It’s early morning and Tayler Haviland is perched in front of a computer screen, coffee and donut within reach, his eyes scanning the day’s freshest batch of cybersecurity blog posts. As a student in the Information Technology Infrastructure (ITI) program, he’s doing an internship with Securian Financial, and that internship includes rotations in various areas of IT. The part of the rotation that’s most fascinating to him is security because it’s a clear necessity for companies today.
Haviland clicks open a new blog post. He has to stay on top of the latest information because it’s constantly in flux. Fortunately for him, that ongoing change is the juice that fuels his drive to pursue a future working in IT.
“In IT, you have to constantly be learning because the industry is changing so fast,” he says. “I’ll be doing that on the job, too. You can never know it all.”
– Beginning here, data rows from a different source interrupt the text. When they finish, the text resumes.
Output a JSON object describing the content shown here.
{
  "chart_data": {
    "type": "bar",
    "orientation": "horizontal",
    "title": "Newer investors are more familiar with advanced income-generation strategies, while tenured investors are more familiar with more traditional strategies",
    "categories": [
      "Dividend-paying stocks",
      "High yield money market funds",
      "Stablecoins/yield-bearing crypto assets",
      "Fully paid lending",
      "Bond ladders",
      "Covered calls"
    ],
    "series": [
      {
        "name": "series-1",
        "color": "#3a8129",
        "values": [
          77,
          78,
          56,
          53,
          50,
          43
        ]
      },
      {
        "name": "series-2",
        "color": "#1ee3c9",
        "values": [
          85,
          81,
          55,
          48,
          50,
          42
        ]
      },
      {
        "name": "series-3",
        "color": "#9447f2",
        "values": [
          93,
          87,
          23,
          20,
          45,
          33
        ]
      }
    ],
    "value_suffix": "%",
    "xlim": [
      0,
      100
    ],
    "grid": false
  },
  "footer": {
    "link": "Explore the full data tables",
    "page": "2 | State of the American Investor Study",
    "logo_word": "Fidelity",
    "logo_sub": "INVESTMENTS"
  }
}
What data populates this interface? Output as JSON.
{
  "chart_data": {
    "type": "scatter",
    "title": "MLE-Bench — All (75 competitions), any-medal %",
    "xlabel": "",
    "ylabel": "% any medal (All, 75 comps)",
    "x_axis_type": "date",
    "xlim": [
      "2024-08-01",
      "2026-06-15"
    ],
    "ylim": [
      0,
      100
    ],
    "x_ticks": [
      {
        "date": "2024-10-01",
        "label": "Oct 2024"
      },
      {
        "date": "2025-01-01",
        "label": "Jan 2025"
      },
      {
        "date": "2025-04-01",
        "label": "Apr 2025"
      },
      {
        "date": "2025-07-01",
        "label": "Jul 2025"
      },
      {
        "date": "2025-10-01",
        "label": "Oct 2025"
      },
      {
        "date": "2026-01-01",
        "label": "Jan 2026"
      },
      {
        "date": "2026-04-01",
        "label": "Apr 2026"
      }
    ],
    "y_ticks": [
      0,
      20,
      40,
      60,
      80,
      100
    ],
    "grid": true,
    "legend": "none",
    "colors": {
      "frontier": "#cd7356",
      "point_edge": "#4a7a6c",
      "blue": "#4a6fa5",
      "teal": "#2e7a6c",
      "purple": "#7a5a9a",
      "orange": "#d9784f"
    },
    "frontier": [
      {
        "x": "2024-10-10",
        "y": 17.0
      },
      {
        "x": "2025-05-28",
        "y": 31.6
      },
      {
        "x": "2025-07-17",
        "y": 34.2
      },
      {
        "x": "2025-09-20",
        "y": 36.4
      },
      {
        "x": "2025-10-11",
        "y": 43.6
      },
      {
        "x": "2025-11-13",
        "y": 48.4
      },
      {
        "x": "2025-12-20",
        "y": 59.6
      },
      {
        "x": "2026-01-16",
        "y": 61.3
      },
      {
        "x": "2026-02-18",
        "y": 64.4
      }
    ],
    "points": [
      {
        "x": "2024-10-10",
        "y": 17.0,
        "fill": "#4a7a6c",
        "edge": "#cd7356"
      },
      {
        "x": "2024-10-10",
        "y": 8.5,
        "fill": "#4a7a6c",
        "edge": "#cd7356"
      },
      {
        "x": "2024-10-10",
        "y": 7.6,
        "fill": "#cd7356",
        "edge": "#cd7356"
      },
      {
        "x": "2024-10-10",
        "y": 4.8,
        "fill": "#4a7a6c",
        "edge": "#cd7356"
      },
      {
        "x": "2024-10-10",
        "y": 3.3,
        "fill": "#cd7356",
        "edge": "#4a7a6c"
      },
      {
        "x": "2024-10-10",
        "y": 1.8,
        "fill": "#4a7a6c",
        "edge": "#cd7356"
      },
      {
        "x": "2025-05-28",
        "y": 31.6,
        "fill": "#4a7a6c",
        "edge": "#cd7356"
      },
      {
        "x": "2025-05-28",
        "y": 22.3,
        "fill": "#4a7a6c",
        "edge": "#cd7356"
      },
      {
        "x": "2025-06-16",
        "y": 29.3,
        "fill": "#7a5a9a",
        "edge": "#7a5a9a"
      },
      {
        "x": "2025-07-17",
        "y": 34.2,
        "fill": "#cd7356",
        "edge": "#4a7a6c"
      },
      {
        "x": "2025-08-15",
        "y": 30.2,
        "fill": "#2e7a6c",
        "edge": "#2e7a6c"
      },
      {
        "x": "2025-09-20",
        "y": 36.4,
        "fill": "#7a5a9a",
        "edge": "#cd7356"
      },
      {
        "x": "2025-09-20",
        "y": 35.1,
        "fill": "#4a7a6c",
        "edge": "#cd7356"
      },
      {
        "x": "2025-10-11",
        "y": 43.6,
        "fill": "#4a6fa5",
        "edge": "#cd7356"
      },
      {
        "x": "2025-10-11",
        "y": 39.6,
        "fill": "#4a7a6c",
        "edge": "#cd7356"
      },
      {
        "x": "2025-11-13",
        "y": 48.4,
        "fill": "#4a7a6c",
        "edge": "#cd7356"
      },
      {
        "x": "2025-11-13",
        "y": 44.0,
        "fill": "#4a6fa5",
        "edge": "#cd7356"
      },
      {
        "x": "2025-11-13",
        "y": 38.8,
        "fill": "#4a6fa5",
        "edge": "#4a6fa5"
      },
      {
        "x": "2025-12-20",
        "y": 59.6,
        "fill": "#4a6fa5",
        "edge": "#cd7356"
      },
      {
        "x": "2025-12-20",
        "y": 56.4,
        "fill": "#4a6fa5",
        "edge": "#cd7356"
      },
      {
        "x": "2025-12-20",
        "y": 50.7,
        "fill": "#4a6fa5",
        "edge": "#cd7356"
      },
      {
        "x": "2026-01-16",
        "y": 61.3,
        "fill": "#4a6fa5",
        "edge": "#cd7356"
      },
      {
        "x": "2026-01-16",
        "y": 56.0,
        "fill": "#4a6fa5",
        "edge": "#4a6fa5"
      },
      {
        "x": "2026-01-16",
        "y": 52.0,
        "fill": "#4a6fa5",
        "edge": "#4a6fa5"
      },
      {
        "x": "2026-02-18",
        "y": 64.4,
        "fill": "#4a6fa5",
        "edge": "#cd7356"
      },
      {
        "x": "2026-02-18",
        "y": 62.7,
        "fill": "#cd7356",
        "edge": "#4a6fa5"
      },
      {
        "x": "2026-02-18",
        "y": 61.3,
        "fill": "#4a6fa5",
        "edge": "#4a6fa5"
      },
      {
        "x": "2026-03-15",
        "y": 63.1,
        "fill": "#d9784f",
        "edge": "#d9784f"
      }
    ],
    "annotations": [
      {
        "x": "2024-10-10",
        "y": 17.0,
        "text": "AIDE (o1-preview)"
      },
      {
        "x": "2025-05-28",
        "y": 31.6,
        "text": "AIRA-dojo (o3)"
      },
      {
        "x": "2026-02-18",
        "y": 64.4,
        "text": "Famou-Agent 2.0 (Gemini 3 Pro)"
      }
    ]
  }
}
Haviland may not know it all, but what he has learned through his ITI coursework has positioned well him for a career that aligns skill sets in both technology and business.
Choosing IT Infrastructure
Since he was a kid, Haviland enjoyed getting his hands dirty figuring out how things worked. It was not unusual to see him take something apart only to study the components and put it back together. When he was 15, he taught himself how to host his own voice chat server so he and his friends could communicate while playing video games from their respective homes after school.
“I would say I have an analytical mind. I like to learn how something works from the inside out,” Haviland says. “If there’s something I don’t understand, it makes me anxious. I have to figure it out.”
Though it was clear that he had an interest in technology and a knack for solving problems, Haviland wasn’t sure what he wanted to study in college. Computer science and programming was the popular choice among technology-loving peers, but he wasn’t sure that was the right fit for him. So after graduating from high school, Haviland took two years to work at a technology help desk while chipping away at his general coursework requirements at a community college. During this time, a friend recommended that he look into the ITI program, described as an education with roots in computer science, capped with IT upper-division material and business management tools. Haviland was sold.
“A cool thing about the ITI program is that it’s practical,” Haviland says. “Computer science can be so theoretical, and I prefer learning IT concepts that can be more directly applied to real life.”
A Student in the ITI Program
Haviland found a lot to love about ITI. For one thing, he liked that the courses were taught by industry experts and he enjoyed that they were held at night so that he could work during the day. The schedule allowed him to take on internships, such as the one with Securian Financial. While there, he assessed the risk inherent in the company’s choice to have a wireless mouse at each keyboard. The bluetooth connection in wireless mice, he explains, makes the devices vulnerable. This discovery was part of the presentation he delivered at the end of his internship.
“Thanks to the way ITI is organized, school and work are seamlessly integrated. They complemented each other. What I’m learning at one, I’m applying at another.”
“Thanks to the way ITI is organized, school and work are seamlessly integrated,” Haviland says. “They complemented each other. What I’m learning at one, I’m applying at another.”
And what he enjoyed learning about the most was security, which is one of six tracks that ITI students can choose to focus on over the course of their studies. Haviland’s favorite security course taught him “ethical hacking,” where students test the fortitude of a site or system to see if they can breach it and capture data. If they find a flaw in the system’s armor, they then have the information they need to fix the vulnerable area. Haviland explains that it’s crucial for businesses to have a security strategy because it’s an issue that isn’t going away anytime soon.
“No matter what subset of IT we talk about, security plays a role,” Haviland says. “One of the fundamentals of security is that it requires a breadth of knowledge and a depth of knowledge. You really need to be a jack of all trades to do well in this track, and that’s what drew me to it. With any of these tracks, you don’t just touch the water, you get up to your knees in it. You become an expert.”
Haviland admits that he’s applying to a slew of jobs to capitalize on his ITI degree, which has prepared him well for real-world technology issues. Professionals who understand cybersecurity are in high demand, and so too are those who are knowledgeable about devops—another area that Haviland is exploring. His problem-solving mind craves fresh challenges, and he’s undaunted when it comes to drinking from the firehose of new information about IT.
He talks about new areas of development, such as companies moving information to the cloud. These are exciting evolutions that speak to the larger trend of IT reinventing itself, Haviland says. While constant change may frustrate some, for students like Haviland, change guarantees a lifetime of challenge and fulfillment.
“It’s a good time to be in IT,” he says.